In dissent, Chief Judge Moore warned that, “[i]f silence were sufficient then every later-added negative limitation would be supported as long as the patent makes no mention of it. This is a fundamental error of law.”
The Chief Judge argued that sufficient support for a negative limitation requires the specification to provide some reason to exclude the element, e.g., by listing the disadvantages or reciting alternative features. Focusing on the specification itself, the Chief Judge found that “nowhere in the patent does it say a loading dose should not be administered. Nowhere does it discuss alternatives… Nowhere does it give advantages or disadvantages… Indeed, it provides no reason to exclude a loading dose.”
The Chief Judge argued that although the knowledge of a person of ordinary skill in the art may be used to inform what is disclosed in the specification, it cannot be used to teach a limitation that is not in the specification, even if it would have been obvious to a person skilled in the art to exclude an element in view of the disclosure. The Chief Judge asserted that the majority’s reading of the specification is rewriting the specification with expert testimony to arrive at their conclusion regarding the adequacy of the written description.
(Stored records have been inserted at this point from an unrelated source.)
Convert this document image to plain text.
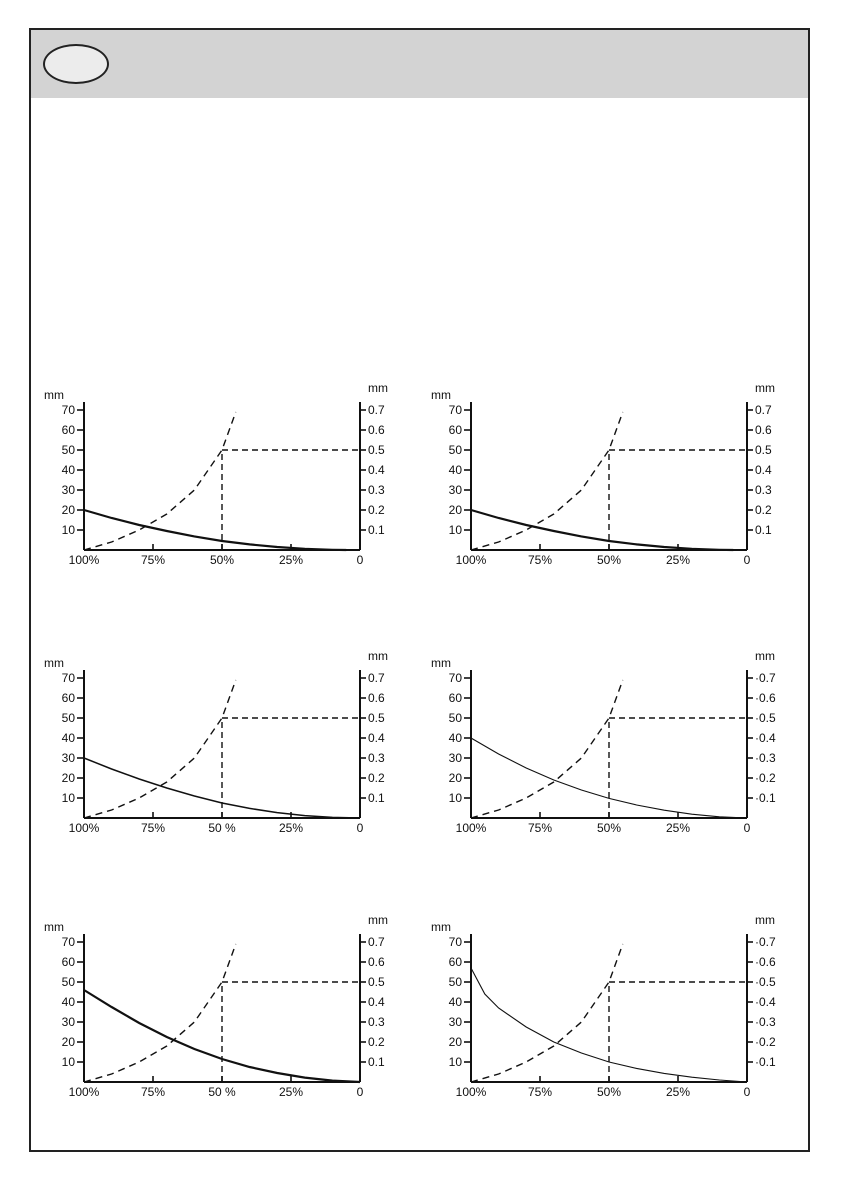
mm	mm
10
20
30
40
50
60
70
0.1
0.2
0.3
0.4
0.5
0.6
0.7
100%	75%	50%	25%	0
mm	mm
10
20
30
40
50
60
70
0.1
0.2
0.3
0.4
0.5
0.6
0.7
100%	75%	50%	25%	0
mm	mm
10
20
30
40
50
60
70
0.1
0.2
0.3
0.4
0.5
0.6
0.7
100%	75%	50 %	25%	0
mm	mm
10
20
30
40
50
60
70
·0.1
·0.2
·0.3
·0.4
·0.5
·0.6
·0.7
100%	75%	50%	25%	0
mm	mm
10
20
30
40
50
60
70
0.1
0.2
0.3
0.4
0.5
0.6
0.7
100%	75%	50 %	25%	0
mm	mm
10
20
30
40
50
60
70
·0.1
·0.2
·0.3
·0.4
·0.5
·0.6
·0.7
100%	75%	50%	25%	0
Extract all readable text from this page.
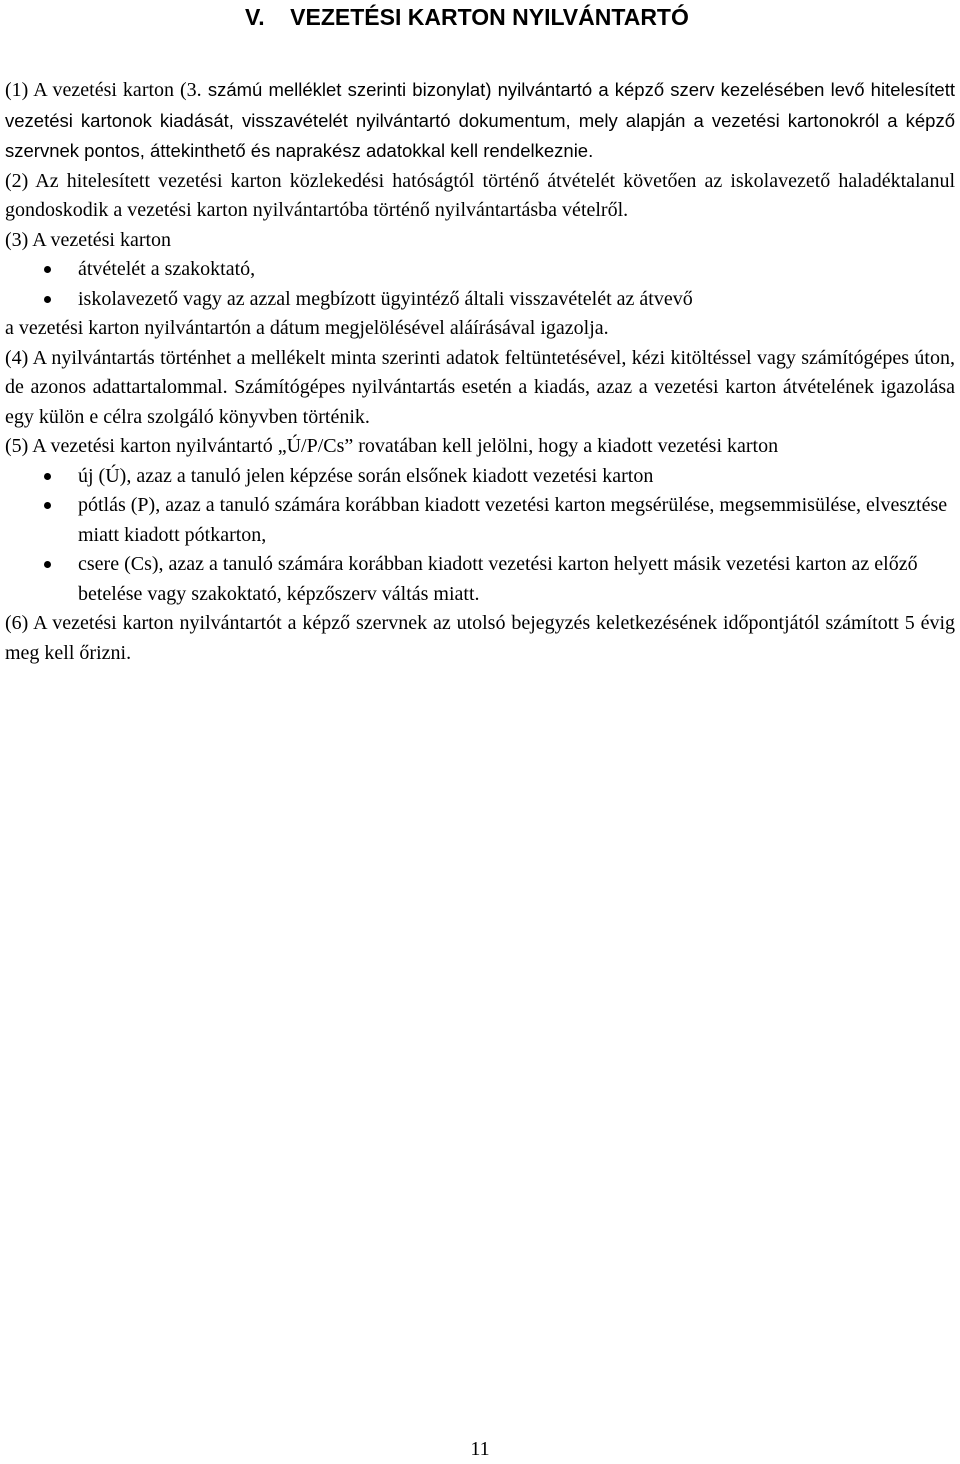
V.    VEZETÉSI KARTON NYILVÁNTARTÓ

(1) A vezetési karton (3. számú melléklet szerinti bizonylat) nyilvántartó a képző szerv kezelésében levő hitelesített vezetési kartonok kiadását, visszavételét nyilvántartó dokumentum, mely alapján a vezetési kartonokról a képző szervnek pontos, áttekinthető és naprakész adatokkal kell rendelkeznie.

(2) Az hitelesített vezetési karton közlekedési hatóságtól történő átvételét követően az iskolavezető haladéktalanul gondoskodik a vezetési karton nyilvántartóba történő nyilvántartásba vételről.

(3) A vezetési karton

átvételét a szakoktató,
iskolavezető vagy az azzal megbízott ügyintéző általi visszavételét az átvevő

a vezetési karton nyilvántartón a dátum megjelölésével aláírásával igazolja.

(4) A nyilvántartás történhet a mellékelt minta szerinti adatok feltüntetésével, kézi kitöltéssel vagy számítógépes úton, de azonos adattartalommal. Számítógépes nyilvántartás esetén a kiadás, azaz a vezetési karton átvételének igazolása egy külön e célra szolgáló könyvben történik.

(5) A vezetési karton nyilvántartó „Ú/P/Cs” rovatában kell jelölni, hogy a kiadott vezetési karton

új (Ú), azaz a tanuló jelen képzése során elsőnek kiadott vezetési karton
pótlás (P), azaz a tanuló számára korábban kiadott vezetési karton megsérülése, megsemmisülése, elvesztése miatt kiadott pótkarton,
csere (Cs), azaz a tanuló számára korábban kiadott vezetési karton helyett másik vezetési karton az előző betelése vagy szakoktató, képzőszerv váltás miatt.

(6) A vezetési karton nyilvántartót a képző szervnek az utolsó bejegyzés keletkezésének időpontjától számított 5 évig meg kell őrizni.

11
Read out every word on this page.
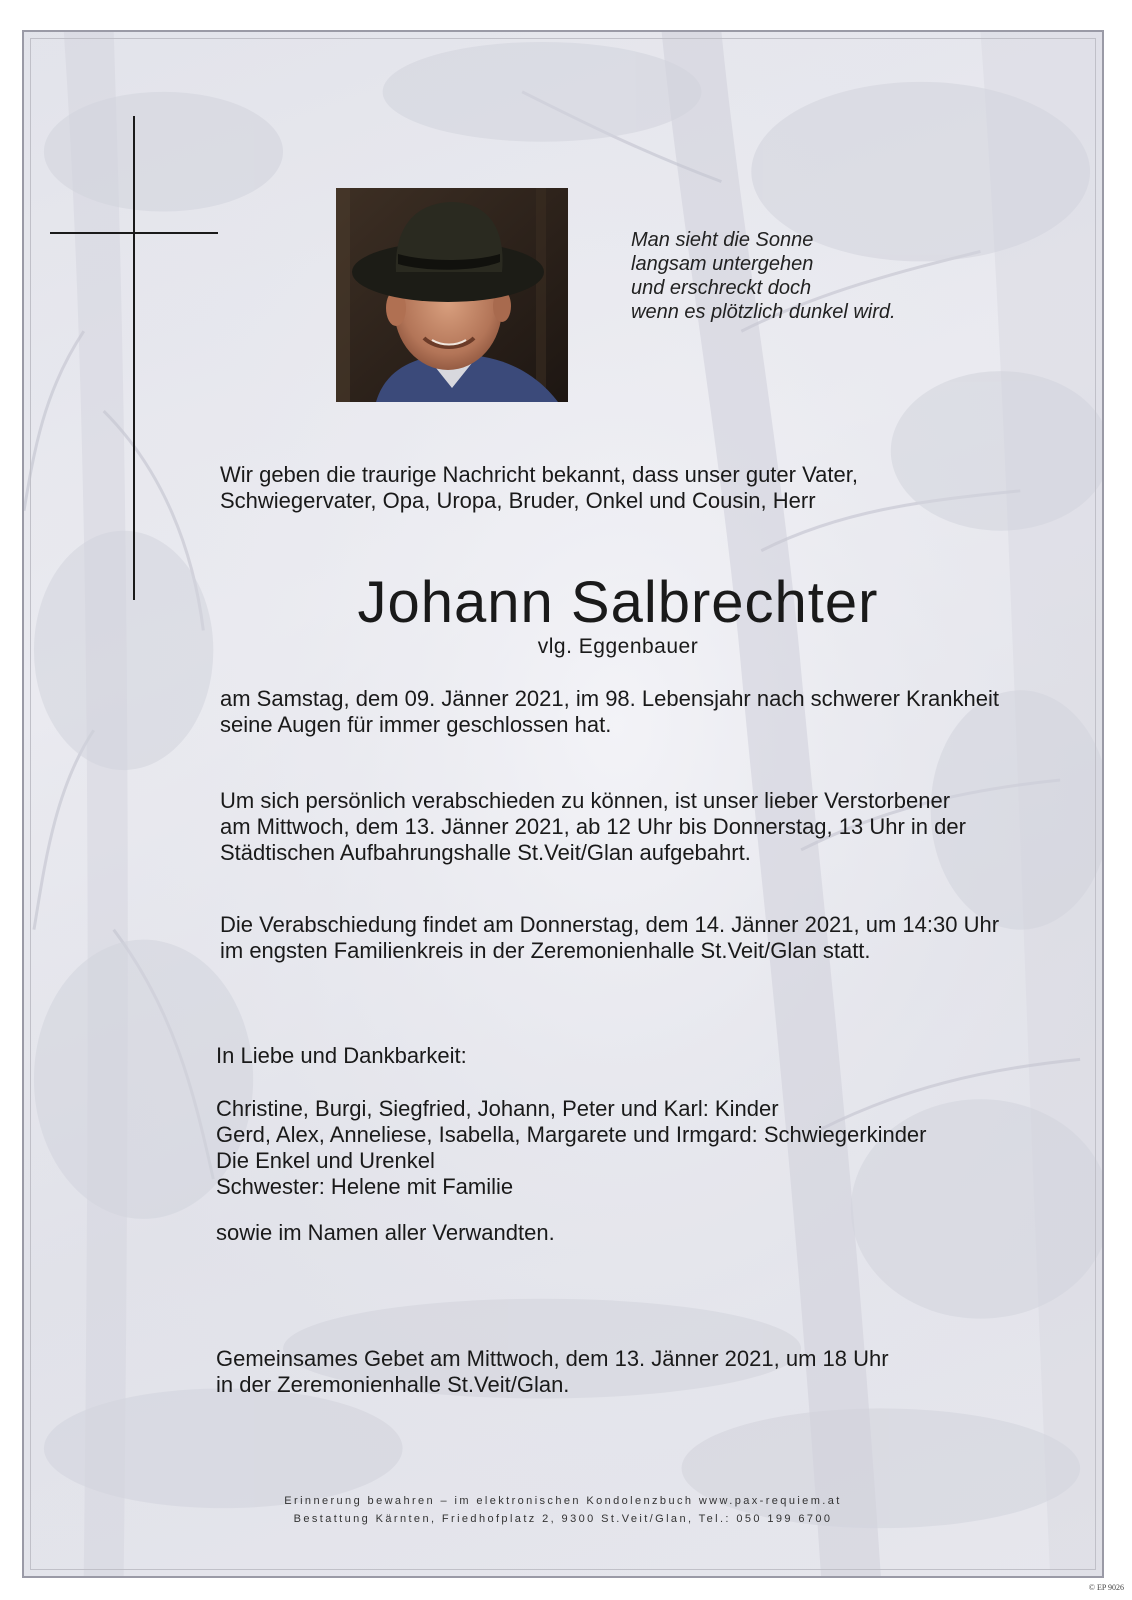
Man sieht die Sonne
langsam untergehen
und erschreckt doch
wenn es plötzlich dunkel wird.
Wir geben die traurige Nachricht bekannt, dass unser guter Vater,
Schwiegervater, Opa, Uropa, Bruder, Onkel und Cousin, Herr
Johann Salbrechter
vlg. Eggenbauer
am Samstag, dem 09. Jänner 2021, im 98. Lebensjahr nach schwerer Krankheit
seine Augen für immer geschlossen hat.
Um sich persönlich verabschieden zu können, ist unser lieber Verstorbener
am Mittwoch, dem 13. Jänner 2021, ab 12 Uhr bis Donnerstag, 13 Uhr in der
Städtischen Aufbahrungshalle St.Veit/Glan aufgebahrt.
Die Verabschiedung findet am Donnerstag, dem 14. Jänner 2021, um 14:30 Uhr
im engsten Familienkreis in der Zeremonienhalle St.Veit/Glan statt.
In Liebe und Dankbarkeit:
Christine, Burgi, Siegfried, Johann, Peter und Karl: Kinder
Gerd, Alex, Anneliese, Isabella, Margarete und Irmgard: Schwiegerkinder
Die Enkel und Urenkel
Schwester: Helene mit Familie
sowie im Namen aller Verwandten.
Gemeinsames Gebet am Mittwoch, dem 13. Jänner 2021, um 18 Uhr
in der Zeremonienhalle St.Veit/Glan.
Erinnerung bewahren – im elektronischen Kondolenzbuch www.pax-requiem.at
Bestattung Kärnten, Friedhofplatz 2, 9300 St.Veit/Glan, Tel.: 050 199 6700
© EP 9026
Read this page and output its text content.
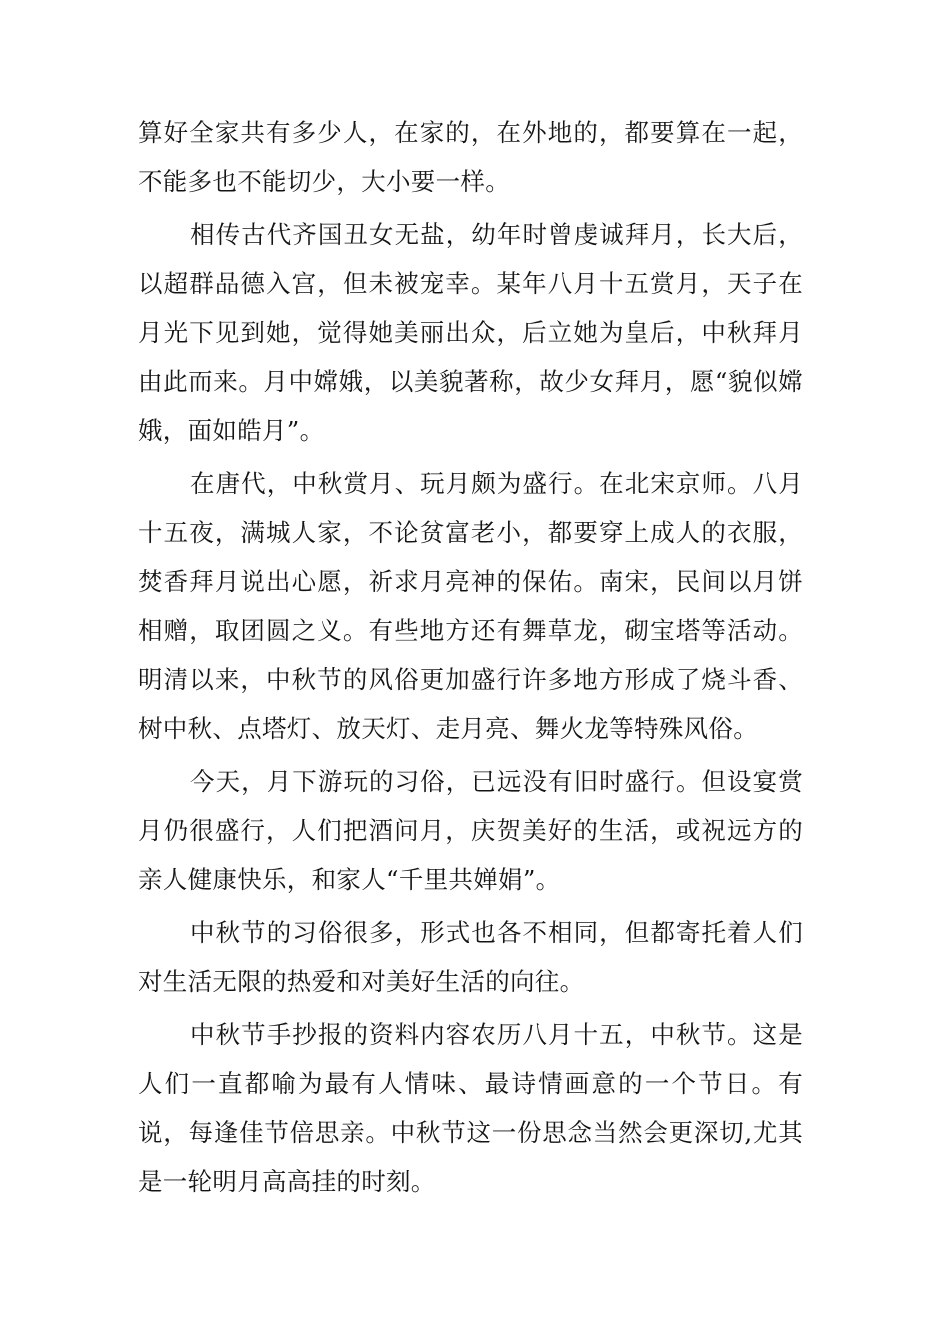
算好全家共有多少人，在家的，在外地的，都要算在一起，不能多也不能切少，大小要一样。

相传古代齐国丑女无盐，幼年时曾虔诚拜月，长大后，以超群品德入宫，但未被宠幸。某年八月十五赏月，天子在月光下见到她，觉得她美丽出众，后立她为皇后，中秋拜月由此而来。月中嫦娥，以美貌著称，故少女拜月，愿“貌似嫦娥，面如皓月”。

在唐代，中秋赏月、玩月颇为盛行。在北宋京师。八月十五夜，满城人家，不论贫富老小，都要穿上成人的衣服，焚香拜月说出心愿，祈求月亮神的保佑。南宋，民间以月饼相赠，取团圆之义。有些地方还有舞草龙，砌宝塔等活动。明清以来，中秋节的风俗更加盛行许多地方形成了烧斗香、树中秋、点塔灯、放天灯、走月亮、舞火龙等特殊风俗。

今天，月下游玩的习俗，已远没有旧时盛行。但设宴赏月仍很盛行，人们把酒问月，庆贺美好的生活，或祝远方的亲人健康快乐，和家人“千里共婵娟”。

中秋节的习俗很多，形式也各不相同，但都寄托着人们对生活无限的热爱和对美好生活的向往。

中秋节手抄报的资料内容农历八月十五，中秋节。这是人们一直都喻为最有人情味、最诗情画意的一个节日。有说，每逢佳节倍思亲。中秋节这一份思念当然会更深切,尤其是一轮明月高高挂的时刻。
The majority’s decision and Judge Moore’s dissent highlight how the Federal Circuit’s decisions can be difficult to reconcile, e.g., the recently decided Biogen v. Mylan case in a 2-1 decision held the claims invalid for lack of written description for a dosage of “about 480 mg per day” where the specification disclosed “480 mg per day” whereas the Novartis decision found that the phrase “absent an immediately preceding loading dose regimen,” which was nowhere disclosed in the specification, satisfied the written description requirement. Thus, where silence can be construed as disclosure and actual disclosure can be disregarded as insufficient disclosure to uphold or invalidate patents, patent drafters would be well-advised to include as many different positive and negative limitations as possible, and the importance of the strength of expert testimony during district court litigation cannot be understated.